Pristine Chardonnay picked in Châtillon-sur-Marne on Thursday.
I’ve just returned from Champagne having popped over to write a few impressions on harvest 2023 for Decanter. Anyone who can tell you exactly how the wines are going to be at this stage is bluffing - harvest is still ongoing, and this year is going to be complex - but it is possible to see a few themes. Keep an eye out for the report in the coming days.
Grey matter
Judging at a competition recently, one of my fellow judges was surprised at just how many wines I was claiming showed some botrytis or rot notes (probably at least one per flight during a particularly variable session). “Are you sure?! This much?” Most wine folks, in my experience, are bloodhounds for particular problems in wine; one notable critic I was talking to in Champagne is super-attuned to stalky/vegetal flavours. Another is a lightstrike machine. Another has long-range radar for oxidation. If you put us all together we’d be a tough bunch.
Rot (of one kind or another) is a nagging problem in Champagne, popping up once or twice a decade. There’s some understandable incredulity at the fact that examples of the world’s most prestigious wine should, upon occasion, be unclean. It’s a reminder, though, that there are two Champagnes; the Champagne of quantity, and the champagne of quality. Here’s how rot makes into the former (and, occasionally, the latter)
Climatic conditions.
Botrytis needs heat and moisture. If Champagne sees plenty of Atlantic weather systems, interspersed with heat spikes (and, as with 2023, tight bunches which can get damaged as the berries expand), some degree of botrytis is hard to avoid. Dryer Augusts reduce the risk significantly, as does rain during cooler periods or earlier in the season. If you’re not on top of your treatments, or are unlucky enough to be in a humid part of Champagne (particularly with the Pinots), then problems will pop up.

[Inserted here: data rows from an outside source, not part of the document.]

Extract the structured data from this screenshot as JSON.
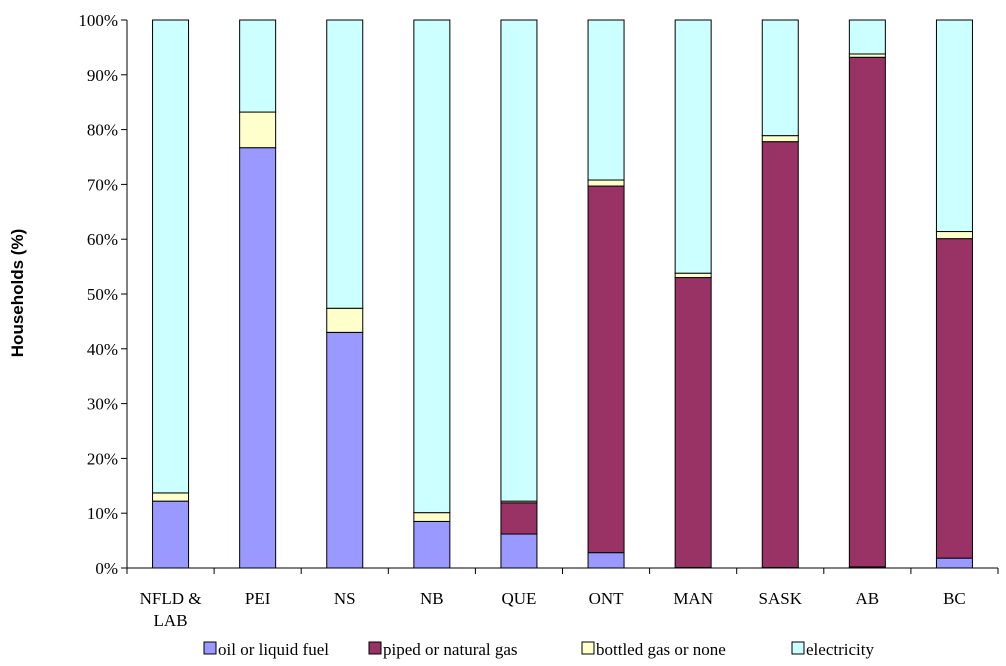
{
  "chart_data": {
    "type": "bar",
    "stacked": true,
    "title": "",
    "xlabel": "",
    "ylabel": "Households (%)",
    "ylim": [
      0,
      100
    ],
    "y_ticks": [
      "0%",
      "10%",
      "20%",
      "30%",
      "40%",
      "50%",
      "60%",
      "70%",
      "80%",
      "90%",
      "100%"
    ],
    "grid": false,
    "legend_position": "bottom",
    "categories": [
      [
        "NFLD &",
        "LAB"
      ],
      [
        "PEI"
      ],
      [
        "NS"
      ],
      [
        "NB"
      ],
      [
        "QUE"
      ],
      [
        "ONT"
      ],
      [
        "MAN"
      ],
      [
        "SASK"
      ],
      [
        "AB"
      ],
      [
        "BC"
      ]
    ],
    "series": [
      {
        "name": "oil or liquid fuel",
        "color": "#9999ff",
        "values": [
          12.2,
          76.7,
          43.0,
          8.5,
          6.2,
          2.8,
          0.1,
          0.1,
          0.2,
          1.8
        ]
      },
      {
        "name": "piped or natural gas",
        "color": "#993366",
        "values": [
          0.0,
          0.0,
          0.0,
          0.0,
          5.7,
          66.9,
          52.9,
          77.7,
          93.0,
          58.3
        ]
      },
      {
        "name": "bottled gas or none",
        "color": "#ffffcc",
        "values": [
          1.5,
          6.5,
          4.4,
          1.6,
          0.3,
          1.1,
          0.8,
          1.1,
          0.6,
          1.3
        ]
      },
      {
        "name": "electricity",
        "color": "#ccffff",
        "values": [
          86.3,
          16.8,
          52.6,
          89.9,
          87.8,
          29.2,
          46.2,
          21.1,
          6.2,
          38.6
        ]
      }
    ]
  }
}
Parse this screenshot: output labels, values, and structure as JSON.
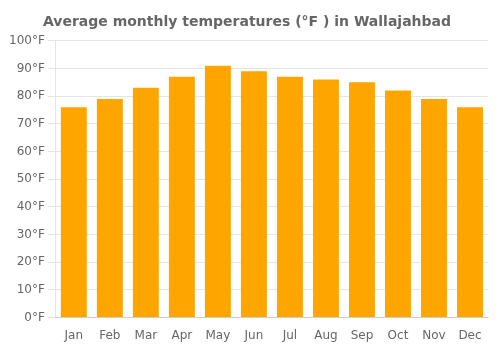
{
  "chart_data": {
    "type": "bar",
    "title": "Average monthly temperatures (°F ) in Wallajahbad",
    "categories": [
      "Jan",
      "Feb",
      "Mar",
      "Apr",
      "May",
      "Jun",
      "Jul",
      "Aug",
      "Sep",
      "Oct",
      "Nov",
      "Dec"
    ],
    "values": [
      76,
      79,
      83,
      87,
      91,
      89,
      87,
      86,
      85,
      82,
      79,
      76
    ],
    "color": "#FFA500",
    "ylim": [
      0,
      100
    ],
    "yticks": [
      {
        "value": 0,
        "label": "0°F"
      },
      {
        "value": 10,
        "label": "10°F"
      },
      {
        "value": 20,
        "label": "20°F"
      },
      {
        "value": 30,
        "label": "30°F"
      },
      {
        "value": 40,
        "label": "40°F"
      },
      {
        "value": 50,
        "label": "50°F"
      },
      {
        "value": 60,
        "label": "60°F"
      },
      {
        "value": 70,
        "label": "70°F"
      },
      {
        "value": 80,
        "label": "80°F"
      },
      {
        "value": 90,
        "label": "90°F"
      },
      {
        "value": 100,
        "label": "100°F"
      }
    ],
    "grid": true
  }
}
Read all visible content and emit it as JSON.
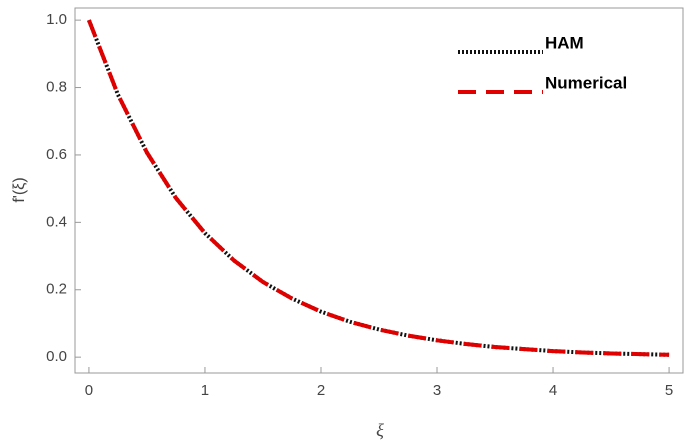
{
  "chart_data": {
    "type": "line",
    "x_label": "ξ",
    "y_label": "f'(ξ)",
    "x": [
      0,
      0.25,
      0.5,
      0.75,
      1,
      1.25,
      1.5,
      1.75,
      2,
      2.25,
      2.5,
      2.75,
      3,
      3.25,
      3.5,
      3.75,
      4,
      4.25,
      4.5,
      4.75,
      5
    ],
    "series": [
      {
        "name": "HAM",
        "color": "#111111",
        "style": "dotted",
        "values": [
          1,
          0.779,
          0.607,
          0.472,
          0.368,
          0.287,
          0.223,
          0.174,
          0.135,
          0.105,
          0.082,
          0.064,
          0.05,
          0.039,
          0.03,
          0.024,
          0.018,
          0.014,
          0.011,
          0.009,
          0.007
        ]
      },
      {
        "name": "Numerical",
        "color": "#e00000",
        "style": "dashed",
        "values": [
          1,
          0.779,
          0.607,
          0.472,
          0.368,
          0.287,
          0.223,
          0.174,
          0.135,
          0.105,
          0.082,
          0.064,
          0.05,
          0.039,
          0.03,
          0.024,
          0.018,
          0.014,
          0.011,
          0.009,
          0.007
        ]
      }
    ],
    "xlim": [
      -0.12,
      5.12
    ],
    "ylim": [
      -0.047,
      1.036
    ],
    "xticks": [
      0,
      1,
      2,
      3,
      4,
      5
    ],
    "yticks": [
      {
        "value": 0,
        "label": "0.0"
      },
      {
        "value": 0.2,
        "label": "0.2"
      },
      {
        "value": 0.4,
        "label": "0.4"
      },
      {
        "value": 0.6,
        "label": "0.6"
      },
      {
        "value": 0.8,
        "label": "0.8"
      },
      {
        "value": 1,
        "label": "1.0"
      }
    ],
    "legend": "top-right"
  }
}
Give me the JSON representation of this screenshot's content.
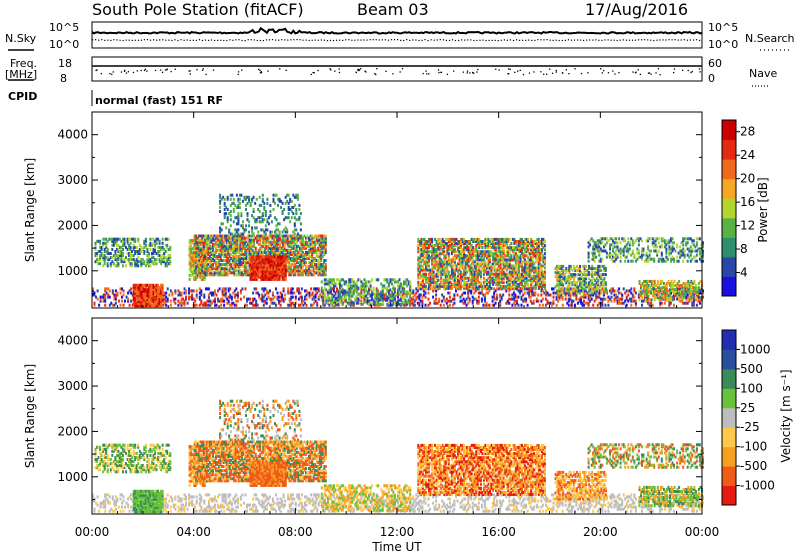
{
  "header": {
    "station": "South Pole Station (fitACF)",
    "beam": "Beam 03",
    "date": "17/Aug/2016"
  },
  "top_panels": {
    "nsky_label": "N.Sky",
    "nsky_scale_top": "10^5",
    "nsky_scale_bottom": "10^0",
    "nsearch_label": "N.Search",
    "nsearch_scale_top": "10^5",
    "nsearch_scale_bottom": "10^0",
    "freq_label": "Freq.",
    "freq_unit": "[MHz]",
    "freq_top": "18",
    "freq_bottom": "8",
    "nave_label": "Nave",
    "nave_top": "60",
    "nave_bottom": "0",
    "cpid_label": "CPID",
    "cpid_value": "normal (fast) 151 RF"
  },
  "colors": {
    "power": [
      "#1a10e0",
      "#2a46a8",
      "#2e8f6e",
      "#5ab245",
      "#b4d52e",
      "#f5a623",
      "#ef6a1c",
      "#e52a12",
      "#cc0000"
    ],
    "velocity": [
      "#e51a10",
      "#f05a1a",
      "#f7a020",
      "#ffc84a",
      "#bdbdbd",
      "#6ac23c",
      "#3a8a5a",
      "#2a4f9e",
      "#1f2fb0"
    ]
  },
  "chart_data": [
    {
      "type": "heatmap",
      "name": "power",
      "ylabel": "Slant Range [km]",
      "xlabel": "",
      "ylim": [
        180,
        4500
      ],
      "xlim": [
        0,
        24
      ],
      "yticks": [
        1000,
        2000,
        3000,
        4000
      ],
      "colorbar_label": "Power [dB]",
      "colorbar_ticks": [
        "4",
        "8",
        "12",
        "16",
        "20",
        "24",
        "28"
      ],
      "colorbar_range": [
        0,
        30
      ]
    },
    {
      "type": "heatmap",
      "name": "velocity",
      "ylabel": "Slant Range [km]",
      "xlabel": "Time UT",
      "ylim": [
        180,
        4500
      ],
      "xlim": [
        0,
        24
      ],
      "yticks": [
        1000,
        2000,
        3000,
        4000
      ],
      "xticks": [
        "00:00",
        "04:00",
        "08:00",
        "12:00",
        "16:00",
        "20:00",
        "00:00"
      ],
      "colorbar_label": "Velocity [m s⁻¹]",
      "colorbar_ticks": [
        "-1000",
        "-500",
        "-100",
        "-25",
        "25",
        "100",
        "500",
        "1000"
      ]
    }
  ]
}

The way the grape market works.
If you’re selling grapes, you sell by the kilo. Most houses don’t sort bunch-by-bunch upon arrival at the press (unless for the most expensive wines), so this has to happen in the vineyard. Anything you remove (below the permitted yield), you don’t get paid for. Some buyers will rate, check and (if necessary) reject your grapes fastidiously: at Bollinger’s press house in Aÿ this year, every stack of crates was inspected, top-to-bottom (no loading the best grapes on top, guys!), and tested for gluconic acid (which indicate botrytis levels). They were then rated, A, B, C, or D (D being a fail).
Others don’t take this level of care. Rotten juice will be pressed (I tasted some in 2023 and it ain’t pretty), and it’s quite likely to end up somewhere - possibly heavily treated and sold on to a bottom-feeder for inclusion in a no-frills cuvée or cheap buyers-own-label. Even decent houses, forced to make up volumes and keep supply fairly consistent, made rot-affected wines in 2017. It can also enter via reserve wines; it doesn’t take much to taint a blend.